Problem*
Given some data (text) which has style applied to it with a loosely defined markup, such as:
The [blower]cat[elower] [weight 15]sat[normal] on the mat.[newline]
Which would ideally be represented as something like:
The <text class="lower">cat</text> <strong>sat</strong> on the mat.<br />
The markup has the following properties:
- A tag represents an instruction to format text in a given way from that point onward
- An end tag may exist, but only for a small set of tags. Other tags are linear (see point 1)
- Each tag has it’s own behaviour, and may affect previously applied tags in different ways
- Some nesting is implied from the linear tags adding to or overwriting existing styles
- Metadata may be outside of tags (eg. [beg][xyz]cmd[end1] is all tag related, no content)
Requirements
- Define rules around tag interaction (eg. A style tag such as [bold] is closed by another style tag such as [normal] or [light])
- Nesting of some content (tags which do not overwrite as above will nest and break accordingly)
- Define maps from the well defined in memory representation to some output format
Thoughts
- Parse into DOM like structure – Attempt to group tags into ‘sets’. When a tag is encountered, close the active tag for that set and open the new one. This produces <tag>content</tag>. Problems around proper nesting and closing/reopening tags so that you dont end up with overlap situations like <b>text<i>text</b>text</i> are annoying but straight forward enough.
How would you set about designing a data structure or method of parsing the content such that a set of rules can aid transformation to a well defined structure?

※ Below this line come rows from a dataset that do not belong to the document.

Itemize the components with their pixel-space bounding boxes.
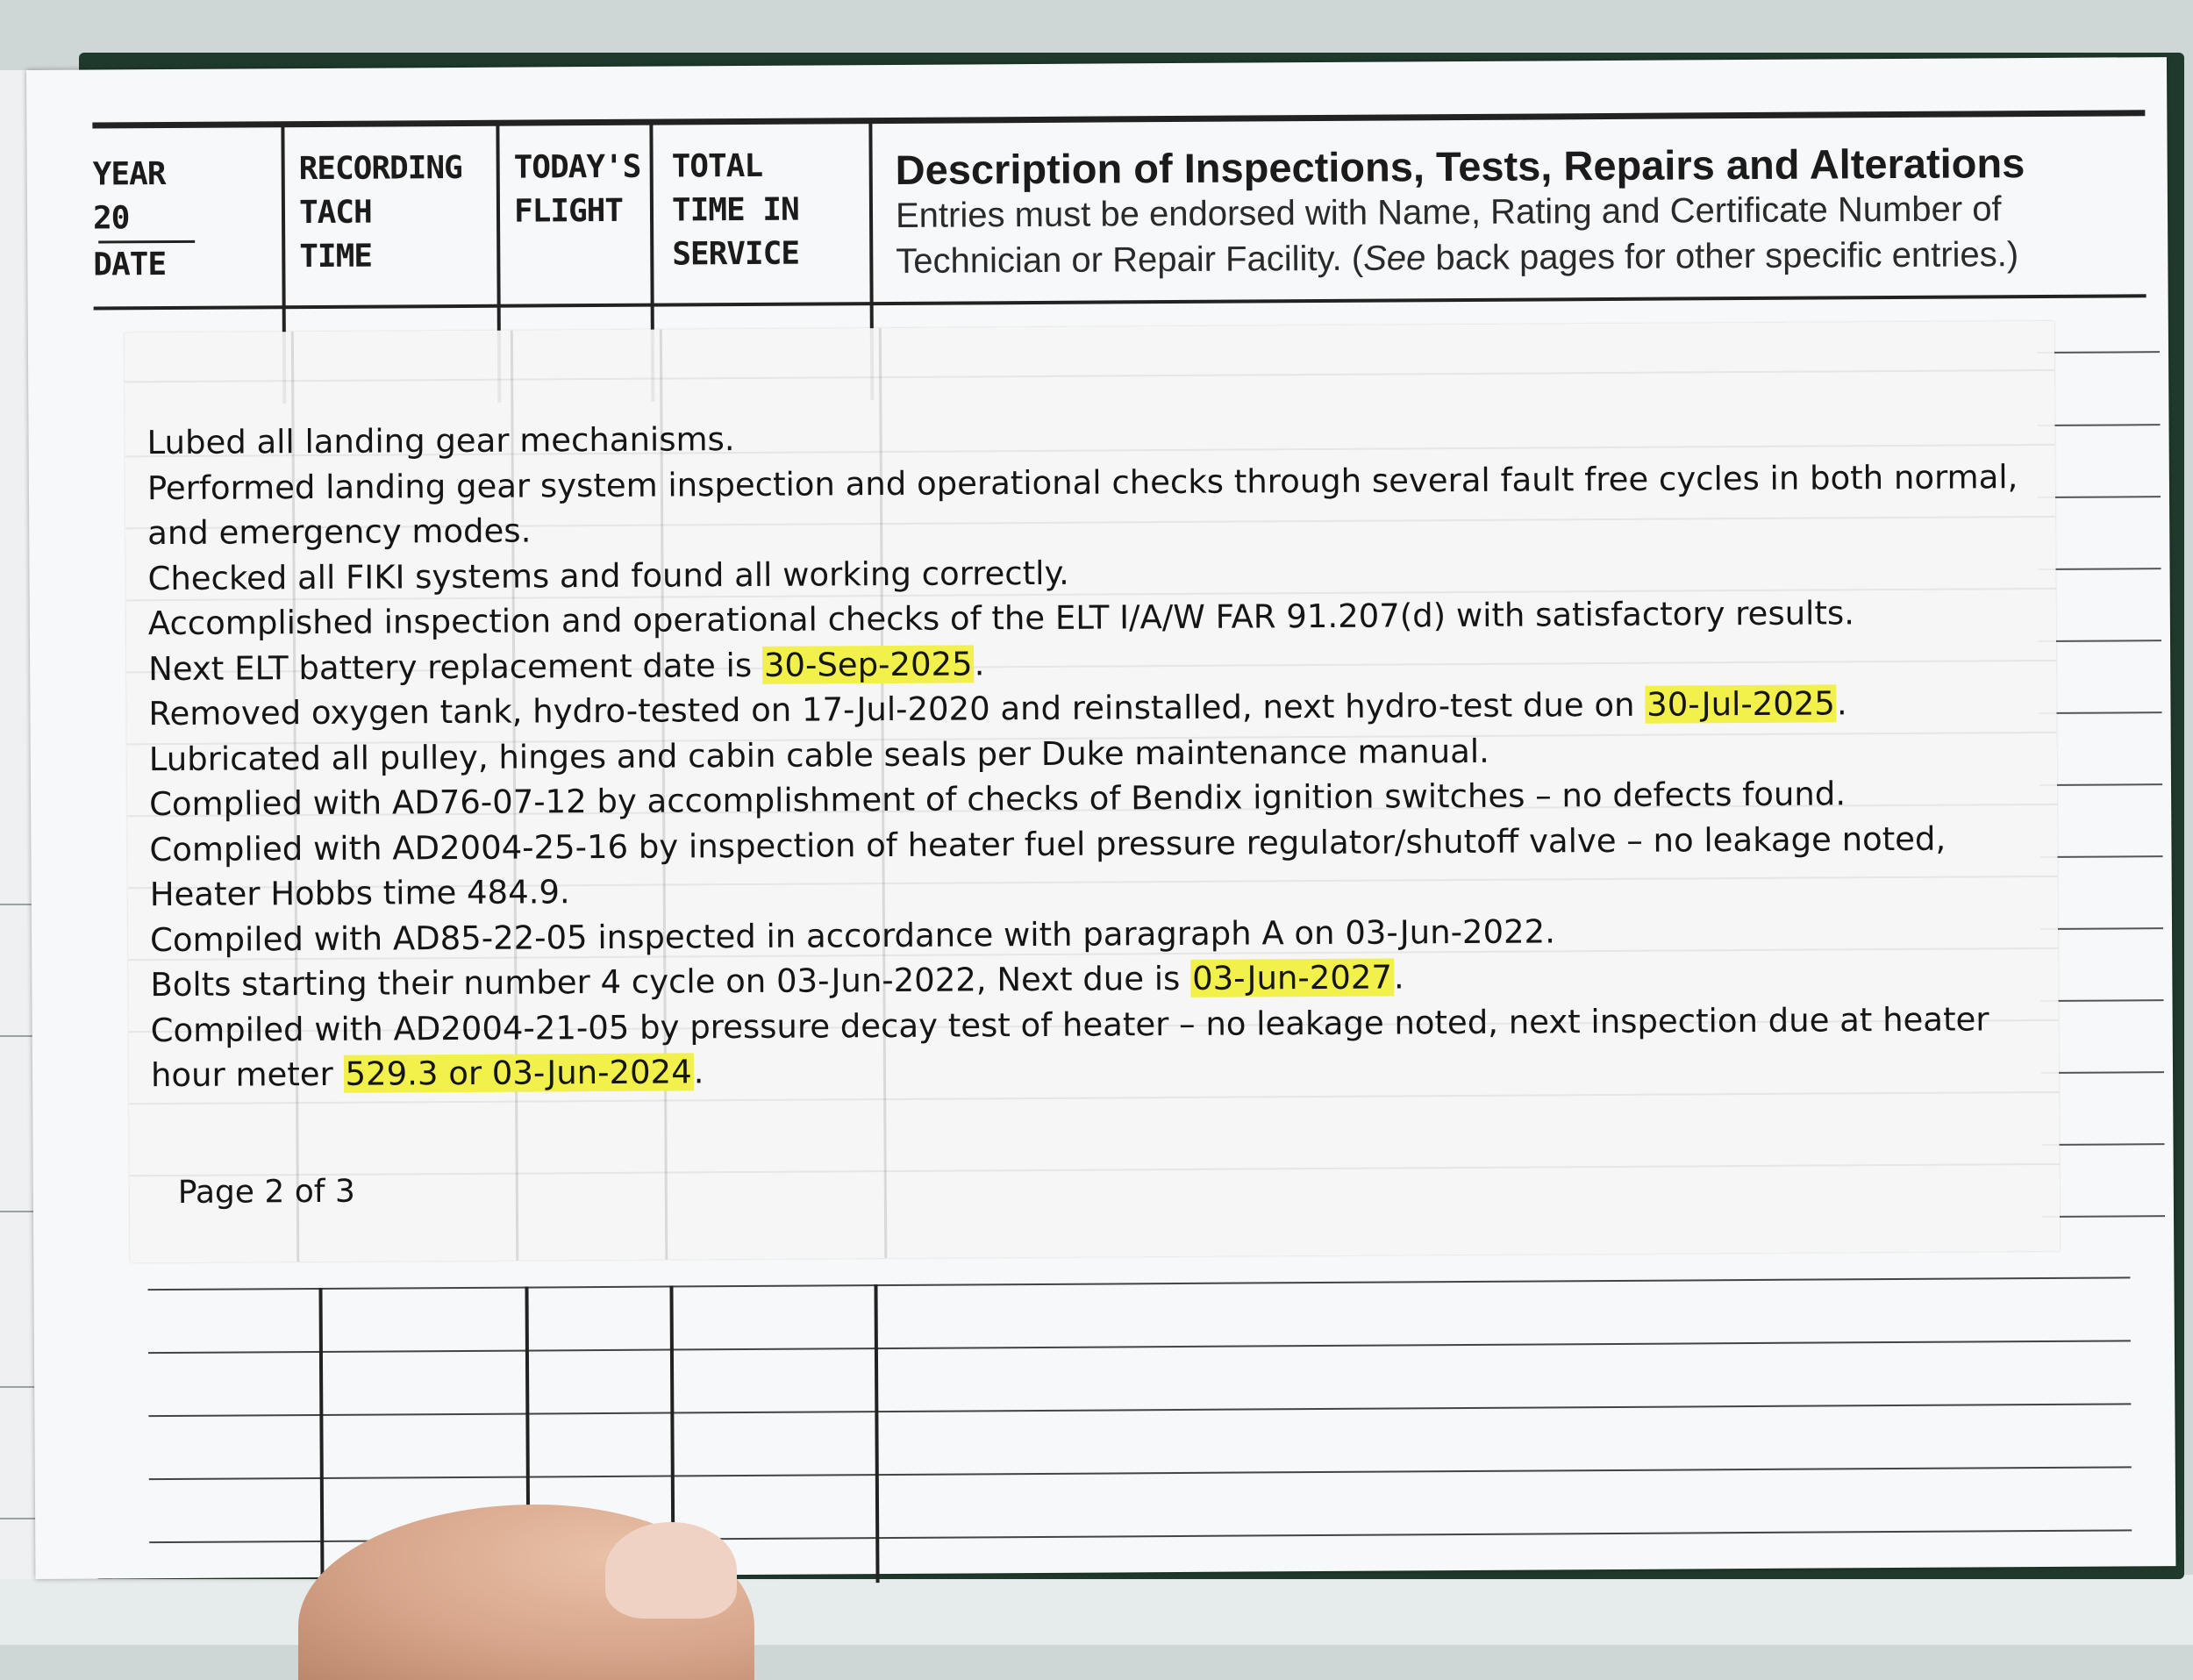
year-20-label: 20 — [92, 200, 130, 237]
ruled-line — [2042, 1143, 2165, 1146]
ruled-line — [2038, 424, 2161, 426]
ruled-line — [149, 1466, 2132, 1480]
entry-text: Bolts starting their number 4 cycle on 03-Jun-2022, Next due is — [150, 959, 1191, 1004]
instructions-line-2 — [896, 231, 2124, 284]
year-date-column-header — [93, 153, 196, 288]
entry-text: Next ELT battery replacement date is — [148, 646, 763, 688]
instructions-line-1: Entries must be endorsed with Name, Rating and Certificate Number of — [895, 189, 2002, 235]
description-title: Description of Inspections, Tests, Repairs and Alterations — [895, 139, 2025, 193]
entry-text: . — [1393, 958, 1404, 997]
entry-line: Heater Hobbs time 484.9. — [149, 873, 570, 914]
highlighted-date: 03-Jun-2027 — [1191, 958, 1393, 997]
ruled-line — [147, 1276, 2130, 1290]
instructions-see: See — [1362, 239, 1426, 278]
entry-text: . — [974, 644, 985, 683]
page-number: Page 2 of 3 — [177, 1173, 355, 1211]
instructions-part-b: back pages for other specific entries.) — [1425, 235, 2019, 278]
entry-line: Compiled with AD2004-21-05 by pressure decay test of heater – no leakage noted, next inspection due at heater — [150, 999, 1989, 1049]
entry-line: Compiled with AD85-22-05 inspected in accordance with paragraph A on 03-Jun-2022. — [149, 911, 1556, 959]
entry-line: Accomplished inspection and operational checks of the ELT I/A/W FAR 91.207(d) with satisfactory results. — [147, 594, 1855, 643]
year-prefix — [93, 197, 195, 244]
total-label-3: SERVICE — [672, 235, 800, 273]
ruled-line — [2039, 711, 2162, 714]
entry-line: Complied with AD76-07-12 by accomplishment of checks of Bendix ignition switches – no defects found. — [148, 775, 1847, 824]
ruled-line — [2039, 640, 2161, 642]
flight-label-1: TODAY'S — [513, 148, 641, 186]
tach-label-1: RECORDING — [298, 149, 462, 188]
total-label-2: TIME IN — [671, 191, 799, 229]
highlighted-date: 30-Sep-2025 — [763, 644, 973, 684]
todays-flight-column-header — [514, 146, 641, 234]
ruled-line — [2039, 783, 2162, 786]
year-label: YEAR — [92, 156, 166, 193]
ruled-line — [2038, 496, 2161, 498]
ruled-line — [2040, 927, 2163, 930]
maintenance-entry-sticker — [125, 321, 2060, 1262]
entry-line: and emergency modes. — [147, 511, 532, 553]
entry-text: . — [693, 1053, 704, 1091]
description-instructions — [896, 185, 2125, 284]
tach-label-2: TACH — [298, 194, 372, 232]
entry-line: Lubricated all pulley, hinges and cabin cable seals per Duke maintenance manual. — [148, 732, 1489, 778]
ruled-line — [2041, 999, 2164, 1002]
ruled-line — [2037, 351, 2160, 354]
entry-text: . — [1836, 684, 1847, 723]
header-top-rule — [92, 110, 2145, 128]
column-divider — [318, 1288, 324, 1586]
entry-line: Checked all FIKI systems and found all working correctly. — [147, 554, 1070, 597]
date-label: DATE — [93, 247, 167, 283]
highlighted-date: 529.3 or 03-Jun-2024 — [345, 1053, 692, 1093]
flight-label-2: FLIGHT — [513, 192, 624, 230]
entry-text: Removed oxygen tank, hydro-tested on 17-Jul-2020 and reinstalled, next hydro-test due on — [148, 685, 1646, 733]
ruled-line — [2041, 1071, 2164, 1074]
instructions-part-a: Technician or Repair Facility. ( — [896, 239, 1364, 281]
entry-line: Complied with AD2004-25-16 by inspection of heater fuel pressure regulator/shutoff valve – no leakage noted, — [149, 819, 1947, 869]
entry-text-block — [146, 409, 2037, 1098]
ruled-line — [2040, 855, 2163, 858]
entry-line: Performed landing gear system inspection and operational checks through several fault free cycles in both normal, — [146, 457, 2018, 507]
ruled-line — [148, 1340, 2131, 1354]
ruled-line — [148, 1403, 2131, 1417]
total-label-1: TOTAL — [671, 147, 763, 185]
entry-line: Lubed all landing gear mechanisms. — [146, 420, 735, 462]
tach-time-column-header — [299, 147, 463, 279]
entry-text: hour meter — [150, 1054, 344, 1095]
header-bottom-rule — [94, 294, 2147, 310]
ruled-line — [2042, 1215, 2165, 1218]
column-divider — [874, 1284, 879, 1583]
logbook-page — [26, 57, 2175, 1579]
thumbnail-nail — [605, 1522, 737, 1619]
ruled-line — [2039, 568, 2161, 570]
highlighted-date: 30-Jul-2025 — [1647, 684, 1836, 724]
tach-label-3: TIME — [299, 238, 373, 275]
total-time-column-header — [672, 145, 800, 277]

Alternatively, any suggestions for fields/areas that you would look at when solving this sort of problem?
*Real world problem
This problem is isomorphic (at least as you’ve described it so far) to XML. You have syntax that introduces and ends markup, and it comes mostly in pairs [blower]…[elower] and [weight 15]…[normal] with the occasional standalone [newline].
So if you know how to build an XML parser with tags, you know how to do this, too.
If you don’t, you just need a grammar (in EBNF) and a parser generator:
This requires a pretty simple lexer, and a pretty simple parser. (See FLEX and YACC as examples).
You can build your DOM as a set of tree nodes as the parser runs by attaching actions to the grammar rules (See YACC documentation). Many other parser generators will let you build the tree as you parse, too.